Это орал тот самый покалеченный, что спорил еще с Алешей, Демьян, у которого, по словам Мити, «сгинула семья». Несмотря на явные признаки покалеченности, его только что проверили на «симуляцию», и кто-то из подручных монашков дернул замотанную сломанную ногу. И теперь он кричал от боли. А перед этим еще и стащили с кровати и обыскали. Но сейчас предметом проверки стал тот самый цыган со сломанными руками и ногами и перебитым позвоночником. Толпа проверяльщиков обступила его кровать со всех сторон. Командовал отец Софроникс, Ракитин стоял сбоку и подсказывал, что надо делать.
– Так, давайте его за руки и ноги, а ты, Порфирий, сбоку, а вы, пацанва, матрасик под ним пошерстите…
Двое монахов стали подлаживаться под замотанные руки и ноги бессознательного цыгана, так же гундосившего под нос что-то неразборчивое, а Тюхай с Кочневым, сев с двух сторон кровати на колени, приготовились вытащить из-под цыгана матрас.

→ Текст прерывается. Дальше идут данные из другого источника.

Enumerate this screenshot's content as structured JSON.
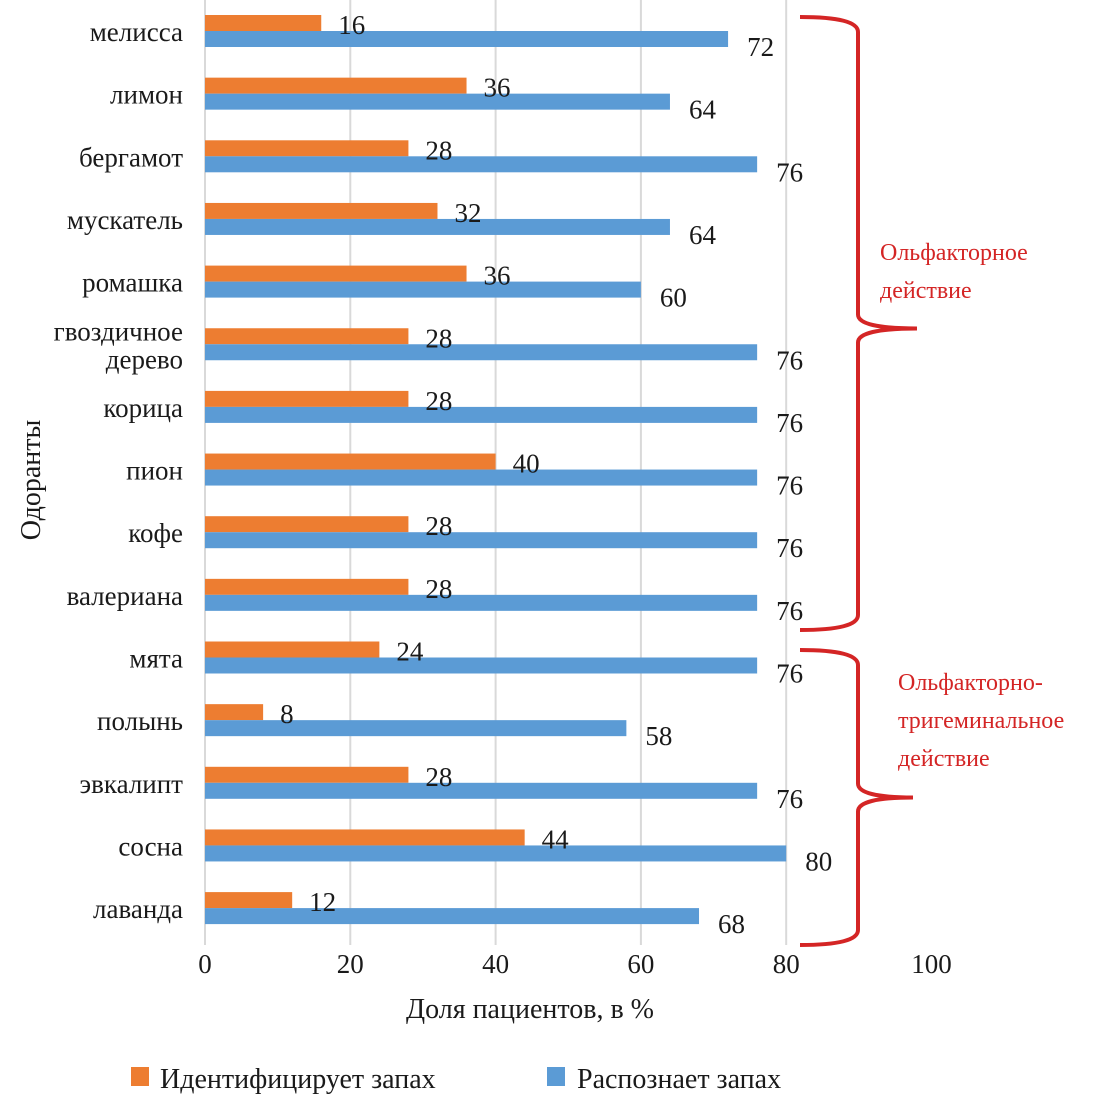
{
  "chart_data": {
    "type": "bar",
    "orientation": "horizontal",
    "title": "",
    "xlabel": "Доля пациентов, в %",
    "ylabel": "Одоранты",
    "xlim": [
      0,
      100
    ],
    "xticks": [
      0,
      20,
      40,
      60,
      80,
      100
    ],
    "grid": true,
    "legend_position": "bottom",
    "categories": [
      [
        "мелисса"
      ],
      [
        "лимон"
      ],
      [
        "бергамот"
      ],
      [
        "мускатель"
      ],
      [
        "ромашка"
      ],
      [
        "гвоздичное",
        "дерево"
      ],
      [
        "корица"
      ],
      [
        "пион"
      ],
      [
        "кофе"
      ],
      [
        "валериана"
      ],
      [
        "мята"
      ],
      [
        "полынь"
      ],
      [
        "эвкалипт"
      ],
      [
        "сосна"
      ],
      [
        "лаванда"
      ]
    ],
    "series": [
      {
        "name": "Идентифицирует запах",
        "color": "#ed7d31",
        "values": [
          16,
          36,
          28,
          32,
          36,
          28,
          28,
          40,
          28,
          28,
          24,
          8,
          28,
          44,
          12
        ]
      },
      {
        "name": "Распознает запах",
        "color": "#5b9bd5",
        "values": [
          72,
          64,
          76,
          64,
          60,
          76,
          76,
          76,
          76,
          76,
          76,
          58,
          76,
          80,
          68
        ]
      }
    ],
    "annotations": [
      {
        "type": "brace",
        "from_category": 0,
        "to_category": 9,
        "text": [
          "Ольфакторное",
          "действие"
        ],
        "color": "#d42525"
      },
      {
        "type": "brace",
        "from_category": 10,
        "to_category": 14,
        "text": [
          "Ольфакторно-",
          "тригеминальное",
          "действие"
        ],
        "color": "#d42525"
      }
    ]
  }
}
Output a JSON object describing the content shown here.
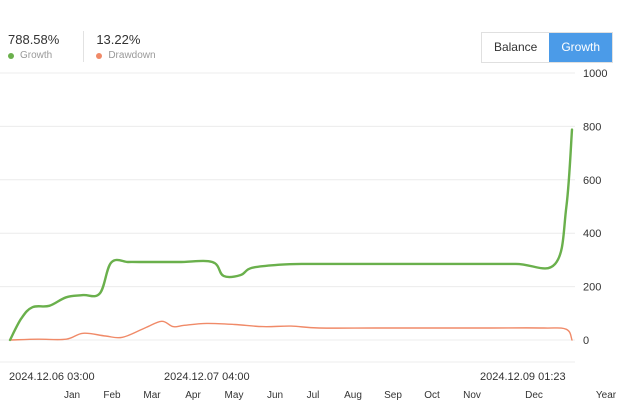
{
  "stats": {
    "growth_value": "788.58%",
    "growth_label": "Growth",
    "drawdown_value": "13.22%",
    "drawdown_label": "Drawdown"
  },
  "toggle": {
    "balance_label": "Balance",
    "growth_label": "Growth",
    "active": "Growth"
  },
  "colors": {
    "growth": "#6ab04c",
    "drawdown": "#f08a68",
    "active_button": "#4b9be8"
  },
  "chart_data": {
    "type": "line",
    "y_ticks": [
      "1000",
      "800",
      "600",
      "400",
      "200",
      "0"
    ],
    "ylim": [
      -50,
      1000
    ],
    "grid": true,
    "x_axis_labels": [
      "Jan",
      "Feb",
      "Mar",
      "Apr",
      "May",
      "Jun",
      "Jul",
      "Aug",
      "Sep",
      "Oct",
      "Nov",
      "Dec",
      "Year"
    ],
    "date_labels": [
      "2024.12.06 03:00",
      "2024.12.07 04:00",
      "2024.12.09 01:23"
    ],
    "series": [
      {
        "name": "Growth",
        "color": "#6ab04c",
        "x": [
          0,
          0.02,
          0.04,
          0.07,
          0.1,
          0.13,
          0.16,
          0.18,
          0.21,
          0.23,
          0.3,
          0.36,
          0.38,
          0.41,
          0.43,
          0.48,
          0.52,
          0.6,
          0.7,
          0.8,
          0.9,
          0.97,
          0.99,
          1.0
        ],
        "values": [
          0,
          80,
          123,
          128,
          160,
          168,
          175,
          290,
          292,
          292,
          292,
          292,
          240,
          243,
          270,
          282,
          285,
          285,
          285,
          285,
          285,
          285,
          500,
          788
        ]
      },
      {
        "name": "Drawdown",
        "color": "#f08a68",
        "x": [
          0,
          0.05,
          0.1,
          0.13,
          0.17,
          0.2,
          0.24,
          0.27,
          0.29,
          0.31,
          0.35,
          0.4,
          0.45,
          0.5,
          0.55,
          0.65,
          0.75,
          0.85,
          0.95,
          0.99,
          1.0
        ],
        "values": [
          0,
          3,
          3,
          25,
          15,
          10,
          45,
          70,
          50,
          55,
          62,
          58,
          50,
          52,
          45,
          45,
          45,
          45,
          45,
          40,
          0
        ]
      }
    ]
  }
}
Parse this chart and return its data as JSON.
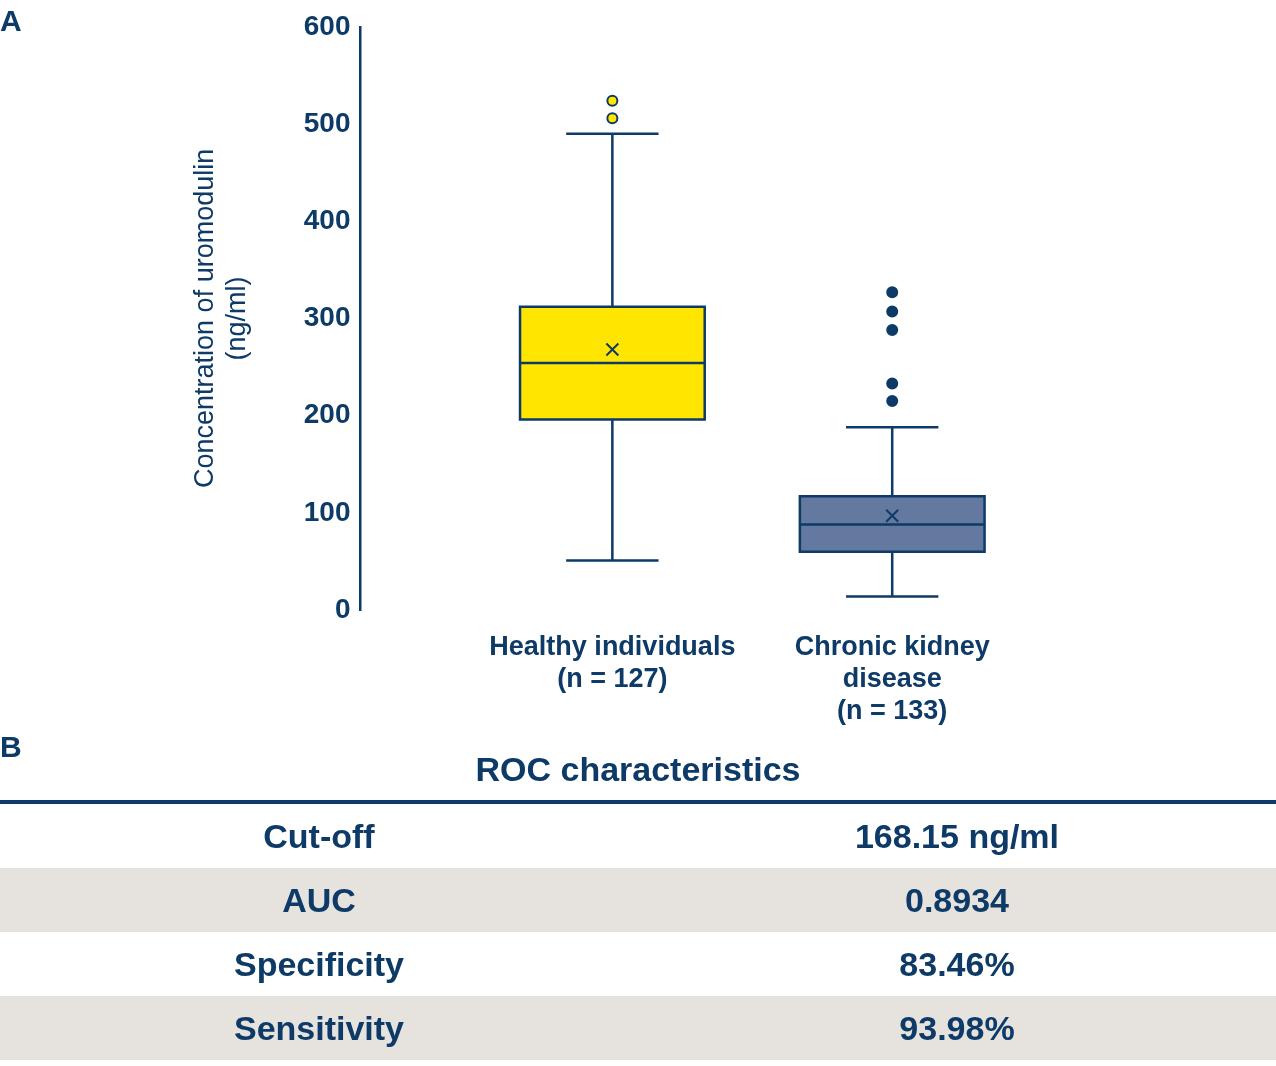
{
  "chart_data": [
    {
      "type": "box",
      "ylabel": "Concentration of uromodulin\n(ng/ml)",
      "categories": [
        "Healthy individuals\n(n = 127)",
        "Chronic kidney\ndisease\n(n = 133)"
      ],
      "colors": [
        "#ffe600",
        "#64799f"
      ],
      "boxes": [
        {
          "low": 51,
          "q1": 196,
          "median": 254,
          "q3": 312,
          "high": 490,
          "mean": 268,
          "outliers": [
            506,
            524
          ]
        },
        {
          "low": 14,
          "q1": 60,
          "median": 88,
          "q3": 117,
          "high": 188,
          "mean": 97,
          "outliers": [
            215,
            233,
            288,
            307,
            327
          ]
        }
      ],
      "ylim": [
        0,
        600
      ],
      "yticks": [
        0,
        100,
        200,
        300,
        400,
        500,
        600
      ],
      "grid": false,
      "annotations": [
        "A"
      ]
    },
    {
      "type": "other",
      "title": "ROC characteristics",
      "annotations": [
        "B",
        "Cut-off",
        "168.15 ng/ml",
        "AUC",
        "0.8934",
        "Specificity",
        "83.46%",
        "Sensitivity",
        "93.98%"
      ]
    }
  ]
}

– Прекратите, что вы делаете? Немедленно прекратите!..
Это затребовал отец Паисий, только что появившийся в помещении.
– Э, отец игумен, – досадливо искривившись, выдал отец Софроникс, – тут дело государственной важности. Террористов ищем.
– Прекратите, я сказал, – дрогнувшим голосом и весь побелев лицом, продолжил настаивать отец Паисий. – Здесь не террористы, здесь одни покалеченные, разве вы не видите?
Лицо отца Софроникса еще более искривилось в уже полупрезрительной и даже злобной ухмылке.